Kailan (chinese broccoli) is one of my favorite vegetables! It has similar texture as broccoli but a completely different taste. It's a little bitter but is SO yummy! It's a great source of vitamin E, B6, dietary fiber and a lot more vitamins! Here's more information about the nutritional value of chinese broccoli.
What you'll need :)
- 1 pack of kailan
- 1 large japanese eggplant- 3-4 cloves of garlic minced
- 2 T oil ( i used avocado oil)
- 2 T lee kum kee's no msg oyster sauce
- low sodium soy sauce
Heat wok on high. You may need to lower your stove a notch depending on how hot your stove gets. Add oil and garlic.

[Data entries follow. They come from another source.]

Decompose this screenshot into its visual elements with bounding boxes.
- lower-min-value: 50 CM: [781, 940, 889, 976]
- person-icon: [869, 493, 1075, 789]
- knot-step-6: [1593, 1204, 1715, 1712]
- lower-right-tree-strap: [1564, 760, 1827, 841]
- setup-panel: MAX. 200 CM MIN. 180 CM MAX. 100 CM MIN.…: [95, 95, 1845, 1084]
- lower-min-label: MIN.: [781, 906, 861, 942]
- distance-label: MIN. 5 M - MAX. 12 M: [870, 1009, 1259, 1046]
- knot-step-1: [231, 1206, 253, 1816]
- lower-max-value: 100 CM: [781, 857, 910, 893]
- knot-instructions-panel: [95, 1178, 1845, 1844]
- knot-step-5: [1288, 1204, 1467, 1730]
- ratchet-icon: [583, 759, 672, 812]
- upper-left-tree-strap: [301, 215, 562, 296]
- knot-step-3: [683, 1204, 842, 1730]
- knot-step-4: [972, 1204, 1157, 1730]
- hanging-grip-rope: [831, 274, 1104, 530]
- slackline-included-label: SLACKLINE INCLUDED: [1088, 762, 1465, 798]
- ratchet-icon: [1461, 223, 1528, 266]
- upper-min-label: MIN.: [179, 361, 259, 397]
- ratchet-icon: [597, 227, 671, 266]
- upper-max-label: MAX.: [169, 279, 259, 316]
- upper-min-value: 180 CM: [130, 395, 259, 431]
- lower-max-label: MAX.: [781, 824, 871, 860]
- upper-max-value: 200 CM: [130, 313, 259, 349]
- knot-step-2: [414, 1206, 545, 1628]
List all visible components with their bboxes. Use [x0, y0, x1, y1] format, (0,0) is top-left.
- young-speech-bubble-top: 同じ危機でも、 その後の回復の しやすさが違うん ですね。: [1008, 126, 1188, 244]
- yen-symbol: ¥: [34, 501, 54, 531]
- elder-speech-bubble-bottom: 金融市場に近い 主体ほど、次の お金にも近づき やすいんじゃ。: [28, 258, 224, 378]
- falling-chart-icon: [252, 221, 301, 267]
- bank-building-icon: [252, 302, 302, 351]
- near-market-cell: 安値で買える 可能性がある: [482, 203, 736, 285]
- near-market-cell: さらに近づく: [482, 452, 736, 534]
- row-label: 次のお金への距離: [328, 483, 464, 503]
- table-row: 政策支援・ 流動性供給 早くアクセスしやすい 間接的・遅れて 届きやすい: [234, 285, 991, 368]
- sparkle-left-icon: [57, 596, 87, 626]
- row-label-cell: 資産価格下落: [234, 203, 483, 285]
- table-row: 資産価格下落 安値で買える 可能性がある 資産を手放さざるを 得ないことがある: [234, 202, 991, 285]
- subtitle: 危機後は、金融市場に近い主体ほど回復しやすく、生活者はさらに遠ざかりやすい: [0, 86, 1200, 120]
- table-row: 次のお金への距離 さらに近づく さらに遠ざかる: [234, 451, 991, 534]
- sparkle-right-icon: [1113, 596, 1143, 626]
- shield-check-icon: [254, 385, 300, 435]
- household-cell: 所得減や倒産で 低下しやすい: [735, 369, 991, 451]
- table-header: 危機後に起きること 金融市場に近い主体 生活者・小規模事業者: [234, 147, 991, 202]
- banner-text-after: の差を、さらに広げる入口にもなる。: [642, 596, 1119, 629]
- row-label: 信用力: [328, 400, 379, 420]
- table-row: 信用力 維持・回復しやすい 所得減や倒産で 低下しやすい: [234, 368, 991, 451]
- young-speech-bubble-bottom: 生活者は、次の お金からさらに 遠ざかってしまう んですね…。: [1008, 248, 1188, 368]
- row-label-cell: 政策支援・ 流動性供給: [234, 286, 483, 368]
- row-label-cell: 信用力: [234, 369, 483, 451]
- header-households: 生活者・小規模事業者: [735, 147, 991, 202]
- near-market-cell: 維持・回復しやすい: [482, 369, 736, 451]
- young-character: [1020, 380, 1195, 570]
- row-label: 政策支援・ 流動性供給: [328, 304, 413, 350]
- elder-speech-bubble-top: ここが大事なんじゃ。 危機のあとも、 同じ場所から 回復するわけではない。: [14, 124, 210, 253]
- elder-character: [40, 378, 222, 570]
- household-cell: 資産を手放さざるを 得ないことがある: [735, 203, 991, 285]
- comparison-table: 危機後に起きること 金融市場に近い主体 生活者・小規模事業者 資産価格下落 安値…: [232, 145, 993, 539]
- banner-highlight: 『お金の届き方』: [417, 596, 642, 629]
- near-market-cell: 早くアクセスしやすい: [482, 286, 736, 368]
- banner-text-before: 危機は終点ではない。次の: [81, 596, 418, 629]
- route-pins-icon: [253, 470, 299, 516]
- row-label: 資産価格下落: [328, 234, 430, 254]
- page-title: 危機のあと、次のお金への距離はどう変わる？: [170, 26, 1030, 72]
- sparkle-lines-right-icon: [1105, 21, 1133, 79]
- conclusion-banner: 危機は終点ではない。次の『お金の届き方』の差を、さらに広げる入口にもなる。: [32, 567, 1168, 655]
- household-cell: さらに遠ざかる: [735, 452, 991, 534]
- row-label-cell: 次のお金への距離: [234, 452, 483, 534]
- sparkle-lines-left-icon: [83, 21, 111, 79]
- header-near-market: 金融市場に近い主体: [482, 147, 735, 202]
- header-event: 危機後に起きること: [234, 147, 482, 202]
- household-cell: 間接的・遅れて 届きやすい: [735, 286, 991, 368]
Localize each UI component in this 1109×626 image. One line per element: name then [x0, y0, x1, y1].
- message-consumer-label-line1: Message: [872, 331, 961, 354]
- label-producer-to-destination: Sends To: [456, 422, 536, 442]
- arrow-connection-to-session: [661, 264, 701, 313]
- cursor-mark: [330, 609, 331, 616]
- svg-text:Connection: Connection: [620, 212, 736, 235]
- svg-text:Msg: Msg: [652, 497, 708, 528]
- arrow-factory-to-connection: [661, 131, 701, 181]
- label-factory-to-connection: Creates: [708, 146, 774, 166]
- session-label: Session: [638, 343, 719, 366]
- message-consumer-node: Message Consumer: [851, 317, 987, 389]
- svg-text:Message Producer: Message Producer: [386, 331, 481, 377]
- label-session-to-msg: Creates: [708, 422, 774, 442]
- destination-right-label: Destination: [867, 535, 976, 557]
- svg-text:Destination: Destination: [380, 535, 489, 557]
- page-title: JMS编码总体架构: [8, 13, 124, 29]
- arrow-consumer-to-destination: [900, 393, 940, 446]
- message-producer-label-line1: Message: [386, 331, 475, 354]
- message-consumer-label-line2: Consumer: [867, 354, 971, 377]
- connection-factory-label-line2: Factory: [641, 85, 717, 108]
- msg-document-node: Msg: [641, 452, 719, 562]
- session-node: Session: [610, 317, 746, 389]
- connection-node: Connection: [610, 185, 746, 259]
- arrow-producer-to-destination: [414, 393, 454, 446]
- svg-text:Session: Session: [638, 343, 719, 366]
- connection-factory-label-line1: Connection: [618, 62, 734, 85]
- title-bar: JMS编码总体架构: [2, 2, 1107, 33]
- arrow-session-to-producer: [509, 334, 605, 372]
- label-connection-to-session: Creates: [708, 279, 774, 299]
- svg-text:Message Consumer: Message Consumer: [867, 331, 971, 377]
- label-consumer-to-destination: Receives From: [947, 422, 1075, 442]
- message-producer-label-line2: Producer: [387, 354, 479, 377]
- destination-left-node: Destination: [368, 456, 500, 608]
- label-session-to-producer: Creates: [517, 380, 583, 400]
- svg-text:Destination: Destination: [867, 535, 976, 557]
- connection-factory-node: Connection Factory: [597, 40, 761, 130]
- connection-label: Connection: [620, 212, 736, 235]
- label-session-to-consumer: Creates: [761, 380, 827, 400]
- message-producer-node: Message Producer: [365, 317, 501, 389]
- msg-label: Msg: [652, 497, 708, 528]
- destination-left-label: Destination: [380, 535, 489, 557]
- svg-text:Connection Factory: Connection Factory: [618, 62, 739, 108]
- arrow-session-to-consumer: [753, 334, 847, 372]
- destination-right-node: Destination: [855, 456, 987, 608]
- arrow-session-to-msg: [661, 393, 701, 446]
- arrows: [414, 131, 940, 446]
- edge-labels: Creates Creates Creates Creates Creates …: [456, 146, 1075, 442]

Mix till garlic is slightly browned. Add kailan and eggplant and mix well. Once mixed and heated evenly, add about 3T of water and mix well. This will steam the veggies and prevent you from having to add more oil. Continue to stir. The amount of time you keep your stirfry on the stove depends on how crunchy or soft you like your veggies. Once veggies are to your liking, throw in oyster sauce. Mix and taste. Add low sodium soy sauce to taste. Mix well! Enjoy this dish with some brown rice!! If you feel like you are missing protein, you can make this same stirfry with some tofu! Enjoy!